I began by approached leading U.S. peace groups with a crazy proposal: if they gave me their material I would put it up on the web for them for free. My goal was to live off of savings until I could raise the operating funds from foundations. “Free typesetting for the movement by the movement” was the rallying cry and I quickly brought a who’s-who of American peace groups over to Nonviolence.org. I knew that there was lots of great peace writing that wasn’t getting the distribution it deserved and with the internet I could get it out faster and more widely than with traditional media. For three years I lived off of savings, very part-time jobs and occasional small grants.

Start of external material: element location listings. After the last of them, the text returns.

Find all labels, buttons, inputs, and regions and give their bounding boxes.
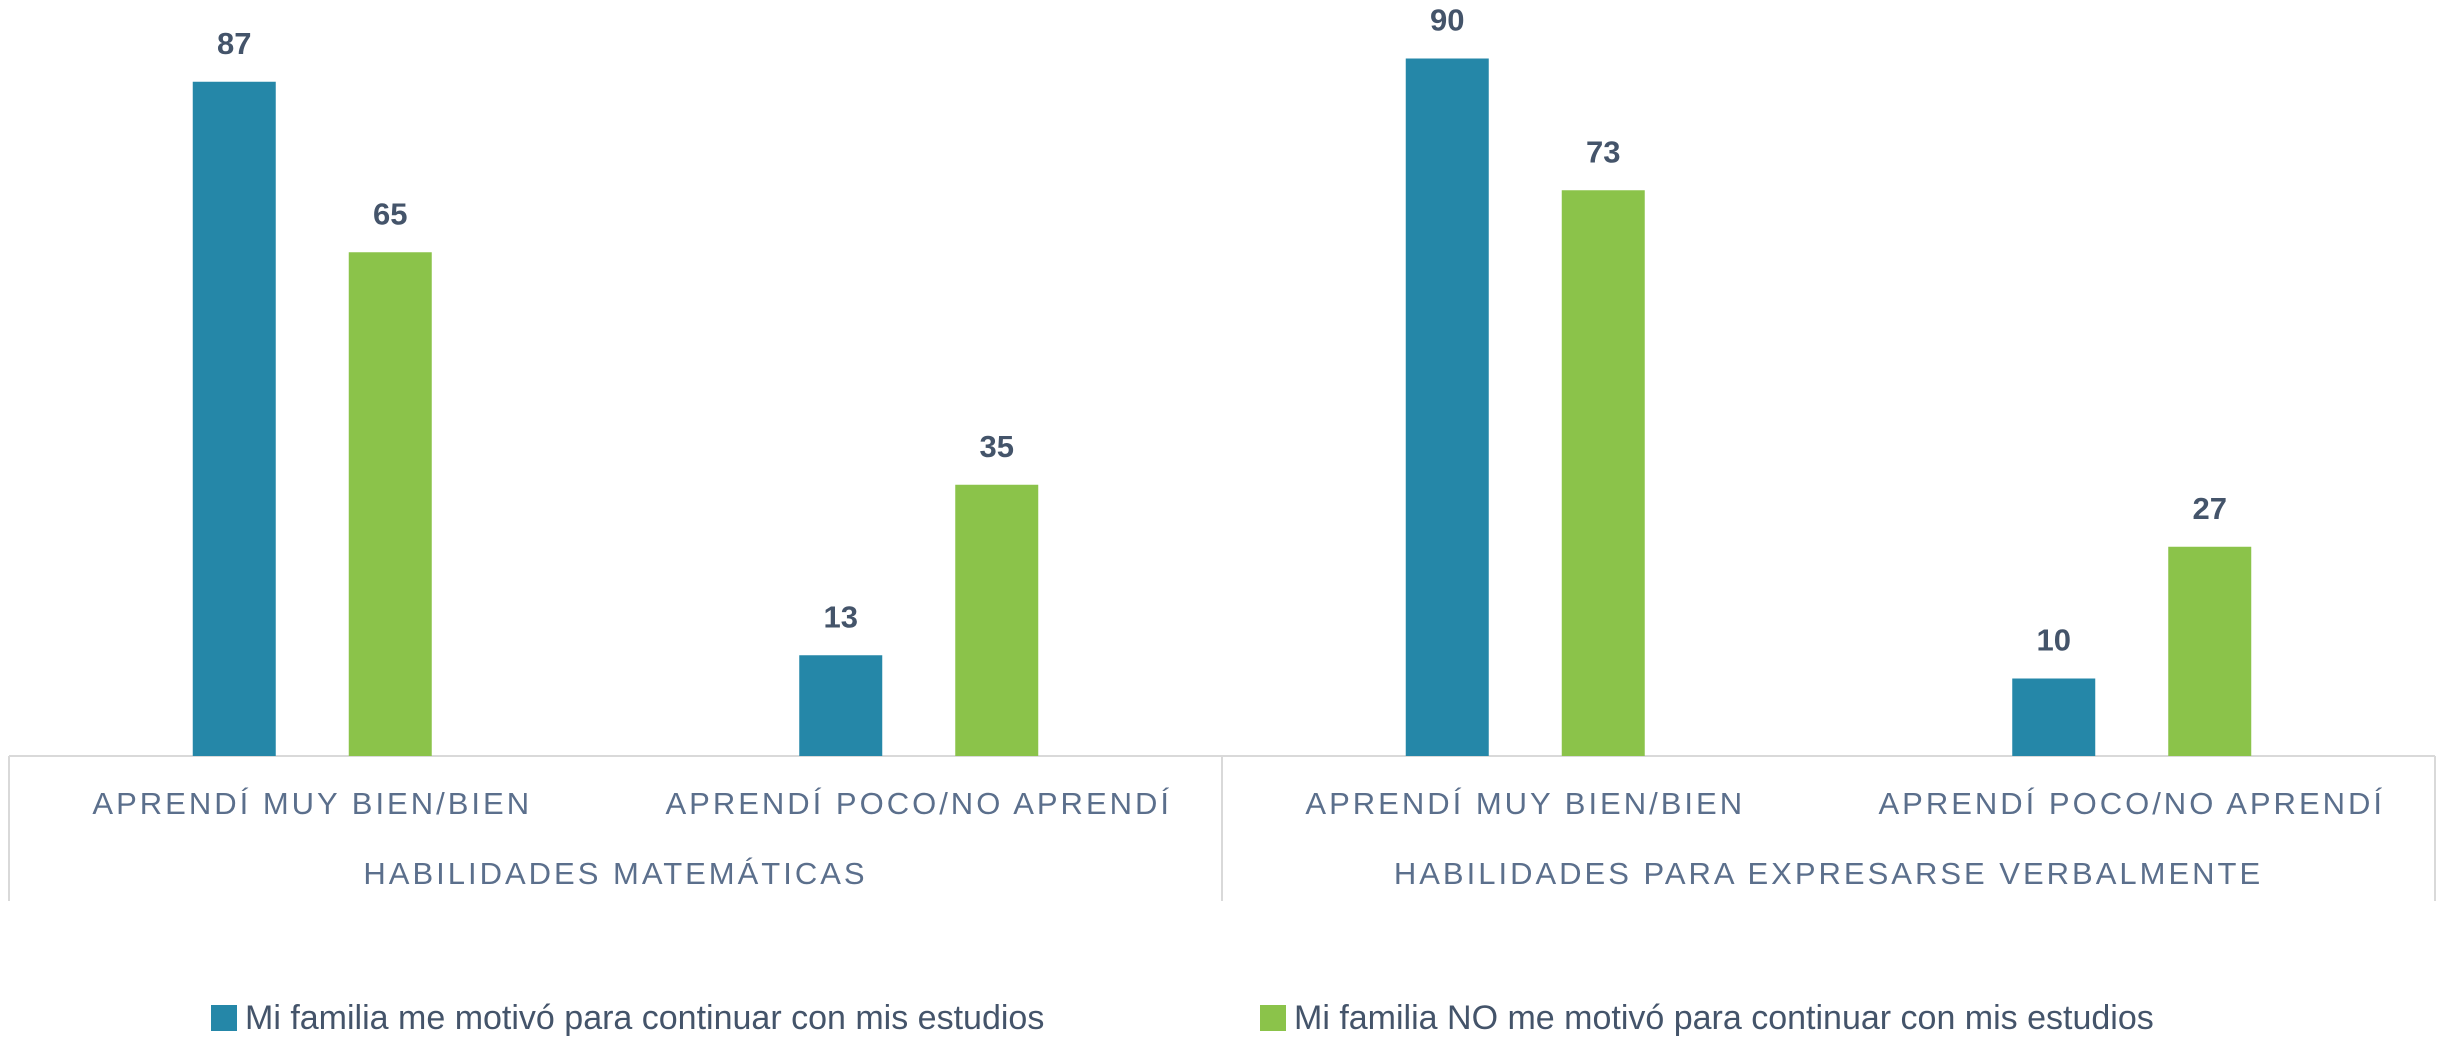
data-label: 65 xyxy=(373,196,407,231)
group-label: HABILIDADES PARA EXPRESARSE VERBALMENTE xyxy=(1394,856,2263,891)
bar xyxy=(955,484,1039,756)
bar xyxy=(799,655,883,756)
data-label: 90 xyxy=(1430,3,1464,38)
legend-swatch xyxy=(1260,1005,1286,1031)
bar xyxy=(1561,190,1645,756)
x-tick-label: APRENDÍ POCO/NO APRENDÍ xyxy=(665,786,1172,821)
bar xyxy=(1405,58,1489,756)
group-label: HABILIDADES MATEMÁTICAS xyxy=(363,856,867,891)
bar xyxy=(2168,546,2252,756)
x-tick-label: APRENDÍ MUY BIEN/BIEN xyxy=(1305,786,1745,821)
data-label: 73 xyxy=(1586,134,1620,169)
bar xyxy=(348,252,432,756)
bar xyxy=(2012,678,2096,756)
x-tick-label: APRENDÍ POCO/NO APRENDÍ xyxy=(1878,786,2385,821)
data-label: 10 xyxy=(2037,623,2071,658)
legend-label: Mi familia me motivó para continuar con … xyxy=(245,999,1044,1037)
legend-label: Mi familia NO me motivó para continuar c… xyxy=(1294,999,2154,1037)
x-tick-label: APRENDÍ MUY BIEN/BIEN xyxy=(92,786,532,821)
legend-swatch xyxy=(211,1005,237,1031)
data-label: 87 xyxy=(217,26,251,61)
data-label: 13 xyxy=(824,599,858,634)
bar xyxy=(192,81,276,756)
data-label: 27 xyxy=(2193,491,2227,526)
data-label: 35 xyxy=(980,429,1014,464)
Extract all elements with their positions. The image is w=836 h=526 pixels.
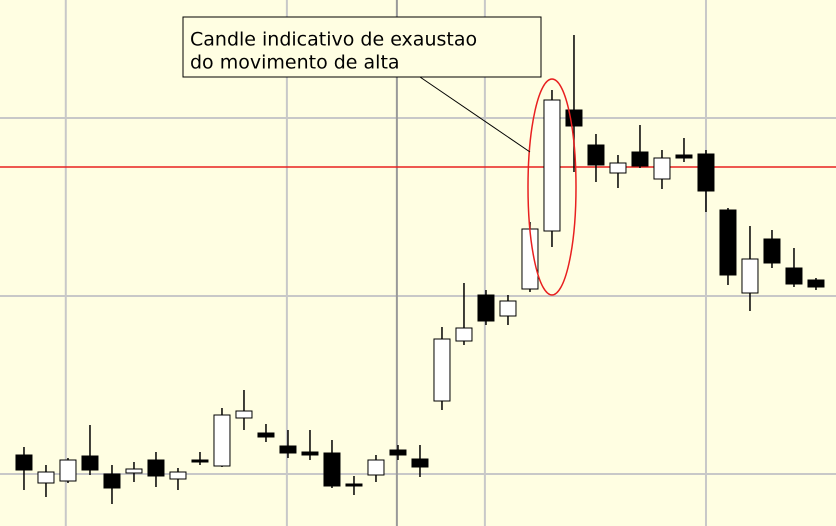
candle-body	[37, 471, 55, 484]
candle-body	[191, 459, 209, 463]
candle-body	[301, 451, 319, 456]
candle-body	[147, 459, 165, 477]
candle-body	[103, 473, 121, 489]
candle-body	[653, 157, 671, 180]
candle-body	[741, 258, 759, 294]
candle-body	[279, 445, 297, 454]
candle-body	[807, 279, 825, 288]
annotation-line: do movimento de alta	[190, 52, 400, 74]
candle-body	[59, 459, 77, 482]
candle-body	[455, 327, 473, 342]
candle-body	[499, 300, 517, 317]
candle-body	[543, 99, 561, 232]
candle-body	[213, 414, 231, 467]
candle-body	[257, 432, 275, 438]
candle-body	[15, 454, 33, 471]
candle-body	[433, 338, 451, 402]
highlight-ellipse	[527, 78, 577, 296]
candle-body	[631, 151, 649, 167]
candle-body	[719, 209, 737, 276]
candle-body	[587, 144, 605, 166]
candles	[15, 35, 825, 504]
candle-body	[235, 410, 253, 419]
candle-body	[565, 109, 583, 127]
candle-body	[389, 449, 407, 456]
candle-body	[521, 228, 539, 290]
candle-body	[609, 162, 627, 174]
candle-body	[477, 294, 495, 322]
candle-body	[785, 267, 803, 285]
candle-body	[763, 238, 781, 264]
annotation-line: Candle indicativo de exaustao	[190, 29, 477, 51]
leader-line	[419, 76, 531, 153]
candle-body	[345, 483, 363, 487]
candle-body	[367, 459, 385, 476]
annotation-box	[182, 16, 542, 78]
candle-body	[675, 154, 693, 159]
candle-body	[697, 153, 715, 192]
candle-body	[323, 452, 341, 487]
candle-body	[125, 468, 143, 474]
candle-body	[81, 455, 99, 471]
candle-body	[169, 471, 187, 480]
candle-body	[411, 458, 429, 468]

Nonviolence.org developed into a web portal for nonviolence. We would feature the most provocative and timely pieces from the NVWeb member groups on the newly-redesigned homepage, dubbed “Nonviolence Web Upfront.” A online magazine format loosely modeled on Slate and the now-defunct Feed magazine, it also contained original material and links to interesting threads on the integrated discussion board. With these popular features, Nonviolence.org attracted a growing number of regular visitors. The combined visibility for member groups was much greater than anyone could obtain alone and we earned plenty of awards and links. Some media highlights of the era included a New York Times tech profile, a featured guest Op/Ed in USA Today, and an interview on Oliver North’s nationally syndicated radio show.
But this model couldn’t last. A big problem was money: there’s were too few philanthropists for this sort of work, and established foundations didn’t even know the right questions to ask in evaluating an internet project. Nonviolence.org was kept afloat by my own dwindling personal savings, and I never did find the sort of money that could pay even poverty wages. I took more and more part-time jobs till they became the full-time ones I have today. At the same time, internet publishing was also changing. With the addition of blogging features and open-source bulletin board software, Nonviolence.org continued to evolve and stay relevant.
Through the early 2000s, Nonviolence.org continued to be one of the most highly-visible and visited peace websites, being highly ranked through the first Gulf War II, the biggest U.S. military action since the web began. This model of independent activist web publishing was still critical. The Nonviolence.org mission of featuring the best writing and analysis continued until 2008 when Martin finally mothballed the Nonviolence.org project and sold the domain.